I flip through all channels looking for something worth watching. There seem to be a mega function for mega star Chiranjeevi. I remember him being youthful. Now, off screen, he looks bloated and unattractive. (I am not saying that he looks different onscreen. I have not seen him onscreen for a long time — so I cannot say how he looks there. He did good at one point. How people change!) Movie people, one after another, come and sing praises of him. It appears he won Padma Bhushan award this year. People speculate why he won openly on the TV. Nothing snarky, let me assure you. It is all perfectly adulatory. Chiru naturally dedicates his award to his fans.
On another channel, there is an oscar-wanna-be function.
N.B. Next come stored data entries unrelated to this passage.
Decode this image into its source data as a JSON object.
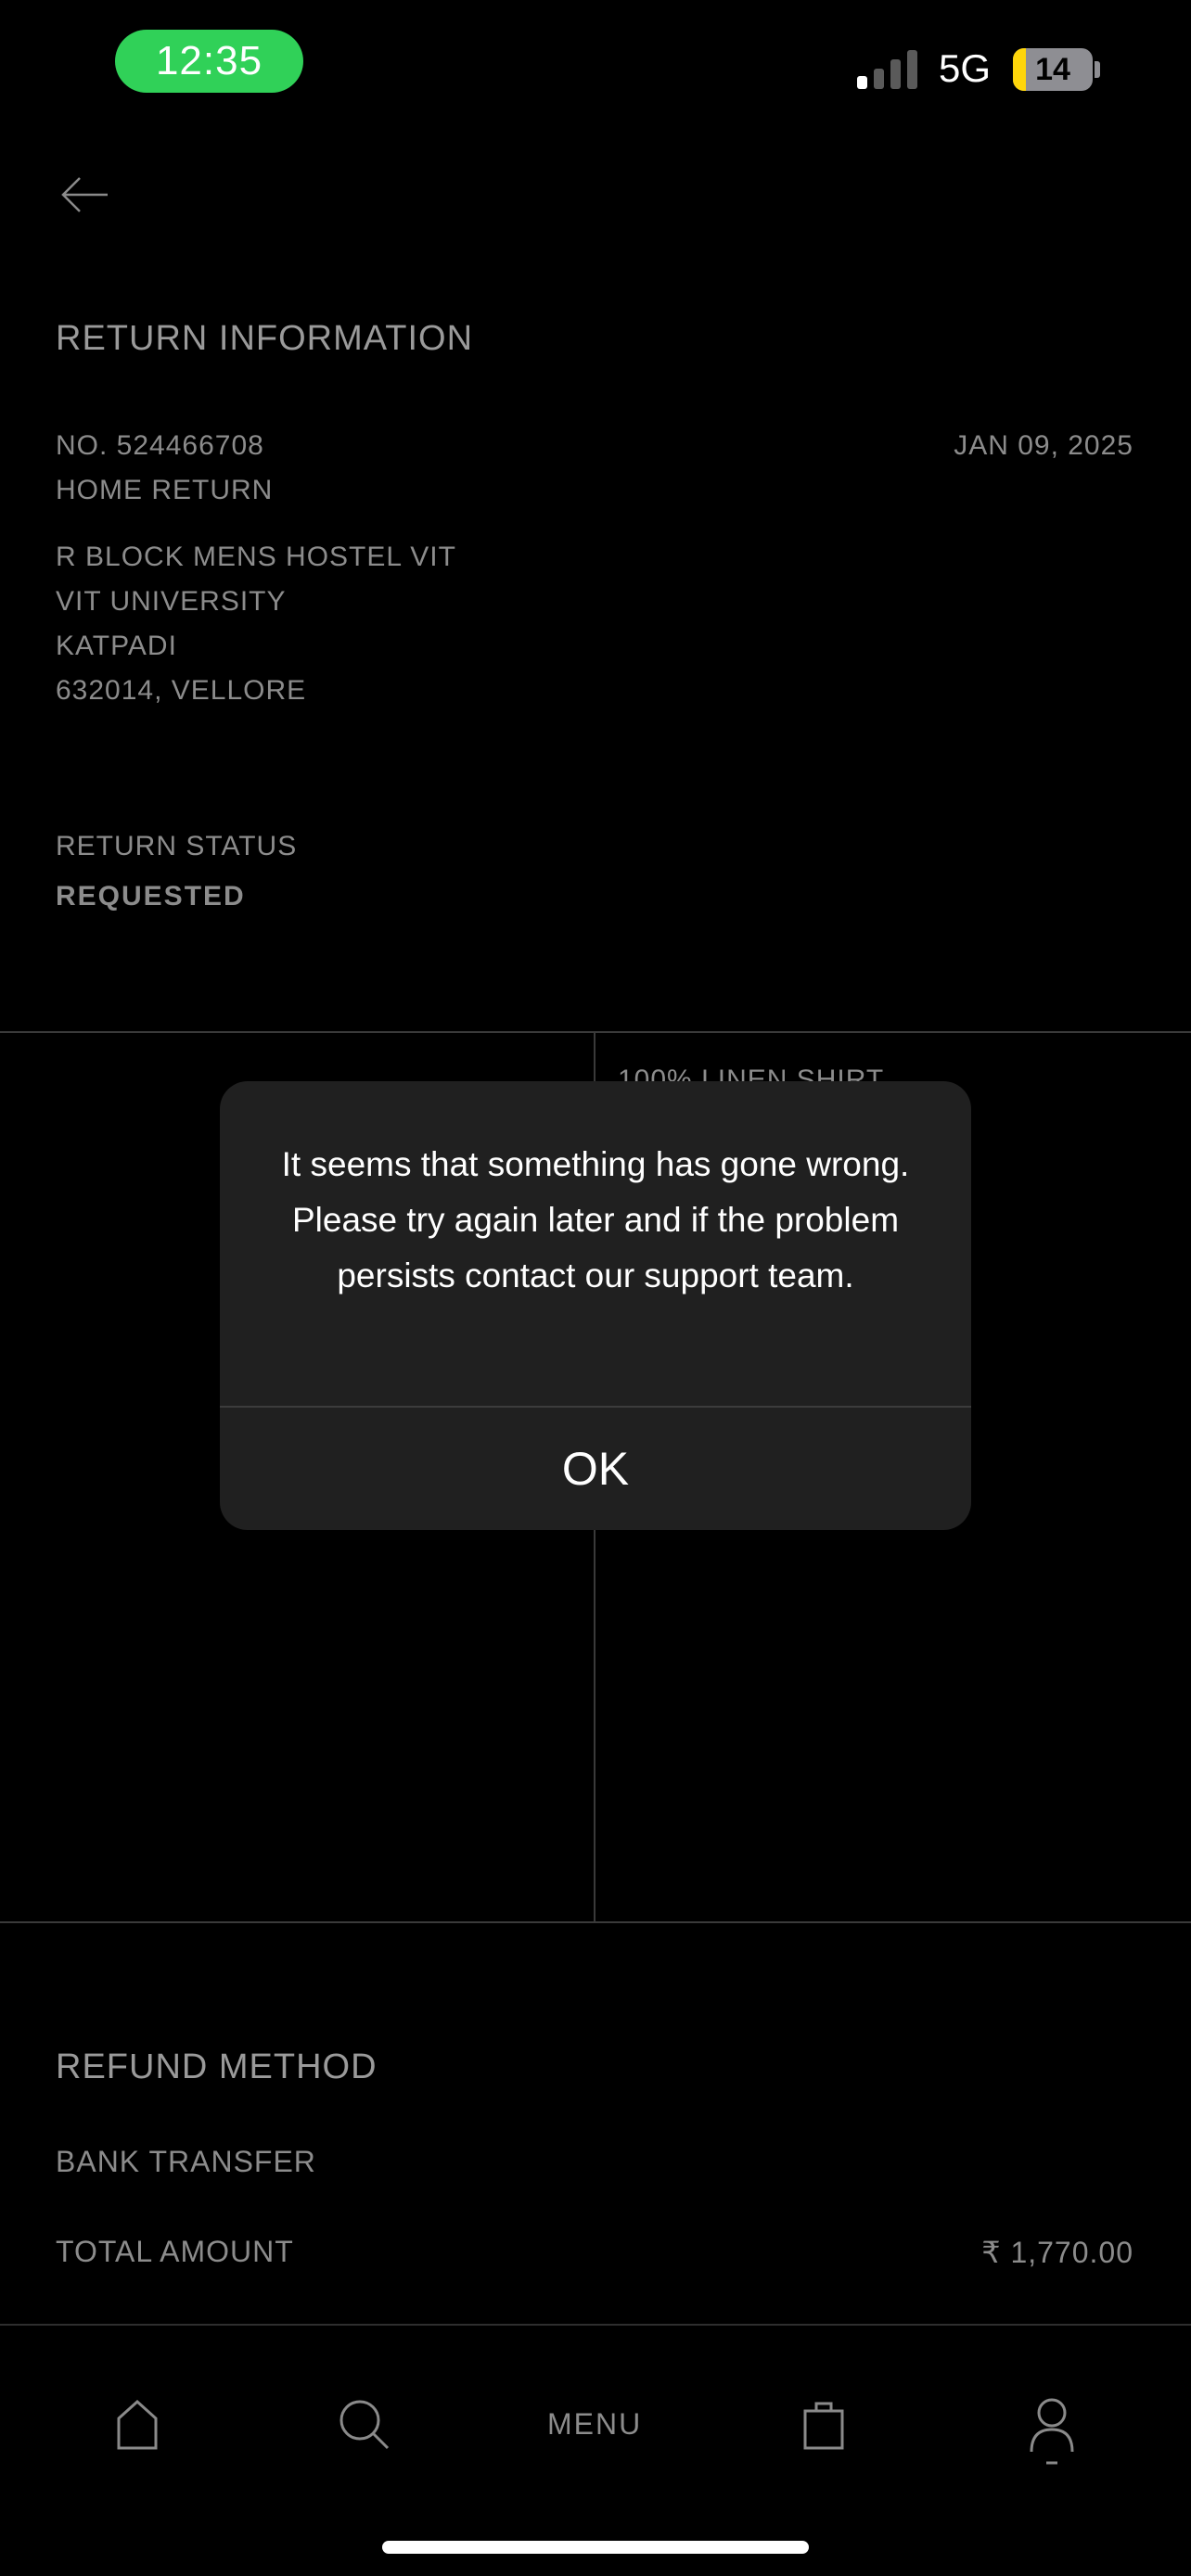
{
  "status_bar": {
    "time": "12:35",
    "network": "5G",
    "battery": "14"
  },
  "header": {
    "title": "RETURN INFORMATION"
  },
  "return": {
    "number": "NO. 524466708",
    "date": "JAN 09, 2025",
    "type": "HOME RETURN",
    "address": [
      "R BLOCK MENS HOSTEL VIT",
      "VIT UNIVERSITY",
      "KATPADI",
      "632014, VELLORE"
    ],
    "status_label": "RETURN STATUS",
    "status_value": "REQUESTED"
  },
  "item": {
    "name": "100% LINEN SHIRT"
  },
  "refund": {
    "title": "REFUND METHOD",
    "method": "BANK TRANSFER",
    "total_label": "TOTAL AMOUNT",
    "total_value": "₹ 1,770.00"
  },
  "dialog": {
    "message": "It seems that something has gone wrong. Please try again later and if the problem persists contact our support team.",
    "ok_label": "OK"
  },
  "nav": {
    "menu_label": "MENU"
  },
  "colors": {
    "accent_time": "#30d158",
    "battery_fill": "#ffd60a",
    "background": "#000000"
  }
}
Several old time heroines come and hand over awards. I saw people I did not even think for so many years — Kanchana, Latha, and a few others. There were several inside jokes, and paying "we-are-not-worthy" at each others’ lotus feet.
On English channels the preoccupation is with Martial art movies. At any given time, there seem to be one playing. The other channel plays the horror kind: Bride of chucky and the like. There are occasional gems (I did not expect to find "The good girl" on TV here), but perhaps I keep missing them.
When I drive, I listen to some radio station. Cute. Imagine a typical US station. Make the voices more Indian. Increase the RPM by a factor of 1.417. Throw in a sprinkle of Hindi words through out — do not even put the "’s around them. Let them flow as naturally as Anglo-Saxon words. You get the idea.
I have seen the multilingual (or is it monolingual) city and Bangalore is it. It is profitable to have a single language for commerce. The TV is working to that reality. We see these faces with no hint of their nationality. They seem to come in every ad. They all speak Hinglish, a variant that seems to be popular these days.
My NRI status naturally excuses me from knowing Hindi. Otherwise, things Indian are discussed in words Hindi. In all educated circles in Bangalore, even if people speak in English, they use Hindi culture (concepts, writers, Indian expressions, movies and the like) in their conversations.
If TV shows the way, in a few years, India will speaking Hinglish (at least the educated classes).